Oh my lovies, such a sad thing.
Last night our family from Kyogle came for dinner, after setting up their stall at the National Folk Festival down the road. These are the same relatives we visit when we attend the Woodford Folk Festival; they have a market stall selling lovely Asian clothes that they've designed themselves.
We (them and us, plus friends byrd & K) had a lovely dinner: vego curries followed by a caramelised fig, orange & walnut bread & butter pudding, and then sat around talking in a jolly manner for a while longer.
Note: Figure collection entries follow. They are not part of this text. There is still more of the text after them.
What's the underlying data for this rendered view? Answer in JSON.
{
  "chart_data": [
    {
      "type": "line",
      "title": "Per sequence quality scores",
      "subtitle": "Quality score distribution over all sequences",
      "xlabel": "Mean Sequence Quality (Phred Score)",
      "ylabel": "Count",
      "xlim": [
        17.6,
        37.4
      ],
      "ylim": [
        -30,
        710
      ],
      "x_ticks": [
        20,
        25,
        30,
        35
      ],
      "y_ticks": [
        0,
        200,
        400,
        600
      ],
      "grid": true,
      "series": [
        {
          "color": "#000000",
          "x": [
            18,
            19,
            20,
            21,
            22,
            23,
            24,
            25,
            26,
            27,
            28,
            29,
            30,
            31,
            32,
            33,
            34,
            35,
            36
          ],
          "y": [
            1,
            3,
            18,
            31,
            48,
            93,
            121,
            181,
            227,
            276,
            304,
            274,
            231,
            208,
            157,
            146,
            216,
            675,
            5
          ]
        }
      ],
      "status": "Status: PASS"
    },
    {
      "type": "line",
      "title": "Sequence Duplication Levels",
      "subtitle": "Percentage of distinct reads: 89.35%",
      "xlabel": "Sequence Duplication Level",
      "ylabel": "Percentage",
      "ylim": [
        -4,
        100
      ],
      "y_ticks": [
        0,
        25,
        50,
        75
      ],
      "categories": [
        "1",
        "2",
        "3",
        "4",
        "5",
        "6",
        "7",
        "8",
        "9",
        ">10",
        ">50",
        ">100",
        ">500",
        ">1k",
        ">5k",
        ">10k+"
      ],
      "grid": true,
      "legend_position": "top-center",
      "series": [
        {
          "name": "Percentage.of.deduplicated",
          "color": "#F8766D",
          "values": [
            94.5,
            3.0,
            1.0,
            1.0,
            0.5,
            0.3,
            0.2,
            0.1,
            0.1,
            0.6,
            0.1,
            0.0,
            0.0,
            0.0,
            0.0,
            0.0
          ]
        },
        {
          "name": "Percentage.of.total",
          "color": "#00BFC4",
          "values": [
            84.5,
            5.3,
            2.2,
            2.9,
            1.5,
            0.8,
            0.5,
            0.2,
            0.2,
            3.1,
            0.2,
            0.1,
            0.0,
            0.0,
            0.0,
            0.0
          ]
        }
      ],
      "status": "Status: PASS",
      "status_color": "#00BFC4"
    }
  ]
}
Finally, it was bedtime for bo-bos, so out the front door we all stood, lingering, when a small white cat came through the dark garden and said hello. It was all white with a single black spot on its head, young and whippy, with a lovely long tail that we all remarked upon admiringly. It said hello vocally, staying for a pat or three, and disappeared back into the night. Best Beloved said 'can we keep it?', as it didn't have a tag and had a lean and hungry look about it, but I didn't answer for some reason.
E & S started their car, byrd walked off into the night, and suddenly there was a bang noise. byrd yelled back at me that the white cat had been hit by a car.
We live on a service road of a larger road, with a large bit of tree-filled park between the two. As I walked across the park towards byrd (and E&S switched off their engine), I could see a white wriggling shape on the main road. byrd got onto the road and kept the cars from hitting it again, and the car that had hit it had stopped up the way, but by the time the young -- and shocked -- occupants had got to us and it, the cat was dead.
It was unmarked: no blood, no signs of struggle. It had made a couple of quick heaves to breathe and then stopped still. The poor little thing.
I felt sorry for the driver and his mates -- they hadn't been speeding, just driving along when the cat bolted across the road in front of them with no warning.
As I said, no tag, no indication of anything. The driver of the car picked it up and put is under a tree in the park. I suspect that it was a stray, but I am going to ring the RSPCA today and report its death in case anyone rings to report it missing.
E&S were as shocked as I, maybe more so since they had been the first to pat it and have a chat. We all went our ways, but not as merrily as we'd intended.
I went inside and hugged my cats for a while. We never let them out at night for many reasons, but visibility is one of them. If a clear white cat can be hit so easily, what chance do jet black ones have?
Poor little thing. Thank you for our brief encounter.